A part se demander qui a commandé ce rapport, et quelles sont les personnes qui ont influencé son écriture, ce rapport nous fait peur.

Peur parce qu’il est manifestement orienté contre l’utilisation médicale du cannabis.

Peur parce qu’il ne fait aucune mention des progrès scientifiques en terme de cannabis médicinal à travers le monde, ni à l’élaboration de médicaments soignant ou soulageant certaines pathologies, traitées habituellement avec des médicaments classiques qui soit ne sont pas efficaces, soit possèdent des effets secondaires que n’a pas le cannabis.

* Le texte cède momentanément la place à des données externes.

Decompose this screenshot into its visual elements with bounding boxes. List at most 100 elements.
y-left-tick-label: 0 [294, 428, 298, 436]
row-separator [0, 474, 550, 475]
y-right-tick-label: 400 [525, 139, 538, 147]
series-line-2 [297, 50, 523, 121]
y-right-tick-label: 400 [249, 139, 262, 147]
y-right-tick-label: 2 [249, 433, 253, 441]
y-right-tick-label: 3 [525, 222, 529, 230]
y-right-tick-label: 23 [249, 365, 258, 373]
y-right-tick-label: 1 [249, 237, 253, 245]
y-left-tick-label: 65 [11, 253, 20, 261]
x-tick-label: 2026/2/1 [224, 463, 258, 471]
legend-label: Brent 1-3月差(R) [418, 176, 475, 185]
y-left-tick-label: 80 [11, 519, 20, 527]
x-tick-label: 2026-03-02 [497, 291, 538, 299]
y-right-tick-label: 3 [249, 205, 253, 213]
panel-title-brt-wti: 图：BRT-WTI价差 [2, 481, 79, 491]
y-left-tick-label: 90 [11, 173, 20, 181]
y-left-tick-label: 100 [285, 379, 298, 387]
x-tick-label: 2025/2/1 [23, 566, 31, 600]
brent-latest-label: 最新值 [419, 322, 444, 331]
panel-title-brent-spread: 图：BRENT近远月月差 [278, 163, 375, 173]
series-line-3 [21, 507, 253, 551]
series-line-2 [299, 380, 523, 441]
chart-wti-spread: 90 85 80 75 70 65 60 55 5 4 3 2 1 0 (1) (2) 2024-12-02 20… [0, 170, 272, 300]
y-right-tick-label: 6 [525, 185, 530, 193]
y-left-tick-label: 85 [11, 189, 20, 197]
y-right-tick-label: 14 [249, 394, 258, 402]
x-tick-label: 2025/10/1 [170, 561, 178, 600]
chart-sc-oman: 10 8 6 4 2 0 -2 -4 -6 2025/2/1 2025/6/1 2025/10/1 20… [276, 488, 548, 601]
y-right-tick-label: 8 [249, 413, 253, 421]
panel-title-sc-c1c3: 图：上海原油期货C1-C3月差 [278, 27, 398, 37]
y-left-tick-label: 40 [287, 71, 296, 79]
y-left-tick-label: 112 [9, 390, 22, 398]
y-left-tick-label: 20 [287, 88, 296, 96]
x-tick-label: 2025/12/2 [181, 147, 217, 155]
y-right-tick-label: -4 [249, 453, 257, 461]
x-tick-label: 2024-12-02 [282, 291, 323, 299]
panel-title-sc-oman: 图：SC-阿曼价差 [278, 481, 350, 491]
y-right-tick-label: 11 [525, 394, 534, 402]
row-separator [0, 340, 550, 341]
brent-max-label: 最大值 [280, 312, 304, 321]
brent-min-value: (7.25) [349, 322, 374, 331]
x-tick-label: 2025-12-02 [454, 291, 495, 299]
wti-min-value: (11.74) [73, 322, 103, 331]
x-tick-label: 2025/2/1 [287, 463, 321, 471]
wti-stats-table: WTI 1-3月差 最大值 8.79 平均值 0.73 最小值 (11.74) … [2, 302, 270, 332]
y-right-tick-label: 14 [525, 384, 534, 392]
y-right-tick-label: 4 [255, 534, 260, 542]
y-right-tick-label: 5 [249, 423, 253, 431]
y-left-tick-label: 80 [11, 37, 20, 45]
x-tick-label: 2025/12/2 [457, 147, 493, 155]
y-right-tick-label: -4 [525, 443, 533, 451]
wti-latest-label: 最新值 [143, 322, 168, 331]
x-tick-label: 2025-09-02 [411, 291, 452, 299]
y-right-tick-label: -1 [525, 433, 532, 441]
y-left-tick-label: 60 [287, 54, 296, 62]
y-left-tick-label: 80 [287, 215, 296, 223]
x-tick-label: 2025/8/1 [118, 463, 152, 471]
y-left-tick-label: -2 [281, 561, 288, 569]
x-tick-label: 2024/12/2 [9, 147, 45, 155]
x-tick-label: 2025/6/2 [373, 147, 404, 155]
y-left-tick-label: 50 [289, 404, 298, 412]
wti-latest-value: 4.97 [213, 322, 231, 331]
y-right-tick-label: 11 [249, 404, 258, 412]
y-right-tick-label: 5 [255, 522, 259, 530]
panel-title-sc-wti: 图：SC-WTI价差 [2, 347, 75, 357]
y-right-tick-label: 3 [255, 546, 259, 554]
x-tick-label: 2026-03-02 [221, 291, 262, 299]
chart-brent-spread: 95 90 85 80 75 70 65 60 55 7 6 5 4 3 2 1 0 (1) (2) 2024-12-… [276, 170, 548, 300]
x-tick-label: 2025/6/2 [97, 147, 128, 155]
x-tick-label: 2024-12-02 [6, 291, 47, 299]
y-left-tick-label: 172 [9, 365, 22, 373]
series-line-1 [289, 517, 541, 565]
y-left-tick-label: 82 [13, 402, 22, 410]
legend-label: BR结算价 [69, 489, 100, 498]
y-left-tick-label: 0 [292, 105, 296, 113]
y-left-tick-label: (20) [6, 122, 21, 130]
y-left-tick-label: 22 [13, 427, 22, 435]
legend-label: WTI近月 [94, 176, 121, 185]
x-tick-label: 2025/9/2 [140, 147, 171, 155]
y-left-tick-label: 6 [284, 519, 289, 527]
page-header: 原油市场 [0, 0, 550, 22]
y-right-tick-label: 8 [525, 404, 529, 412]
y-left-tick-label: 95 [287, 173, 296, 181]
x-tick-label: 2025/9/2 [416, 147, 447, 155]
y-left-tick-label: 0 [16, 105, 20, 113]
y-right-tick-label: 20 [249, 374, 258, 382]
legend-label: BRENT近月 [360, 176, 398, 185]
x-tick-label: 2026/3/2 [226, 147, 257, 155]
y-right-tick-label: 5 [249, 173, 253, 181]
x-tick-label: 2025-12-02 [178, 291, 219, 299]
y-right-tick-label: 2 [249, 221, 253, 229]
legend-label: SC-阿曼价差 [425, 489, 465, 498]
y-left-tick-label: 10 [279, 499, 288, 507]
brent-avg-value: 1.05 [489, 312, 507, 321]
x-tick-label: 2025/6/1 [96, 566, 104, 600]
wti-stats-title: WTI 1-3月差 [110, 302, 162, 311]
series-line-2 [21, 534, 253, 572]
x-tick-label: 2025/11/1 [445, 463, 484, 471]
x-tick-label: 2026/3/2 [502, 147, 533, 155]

Peur parce qu’il demande à intensifier la lutte contre le trafic et la prévention (chose honorable), mais sans comprendre que, à la lumière de notre expérience française de bientôt 100 ans et des pays qui ont depuis légiféré sur le cannabis, la prohibition empêche de le faire efficacement.

Peur parce que la conclusion est : « La preuve est désormais établie que l’on meurt du cannabis, ce n’est donc pas une drogue douce ». Les chiffres indiquent aussi que l’alcool et la cigarette tuent plus que le cannabis. On aimerait dès lors beaucoup que l’ANP demande l’interdiction de l’alcool et de la cigarette, sur la base du même constat. Ou c’est encore une histoire de « terroir français » à protéger ?

Si l’Académie nationale de pharmacie veut nous contacter pour nous expliquer chaque point de son rapport en détails, nous sommes à sa disposition.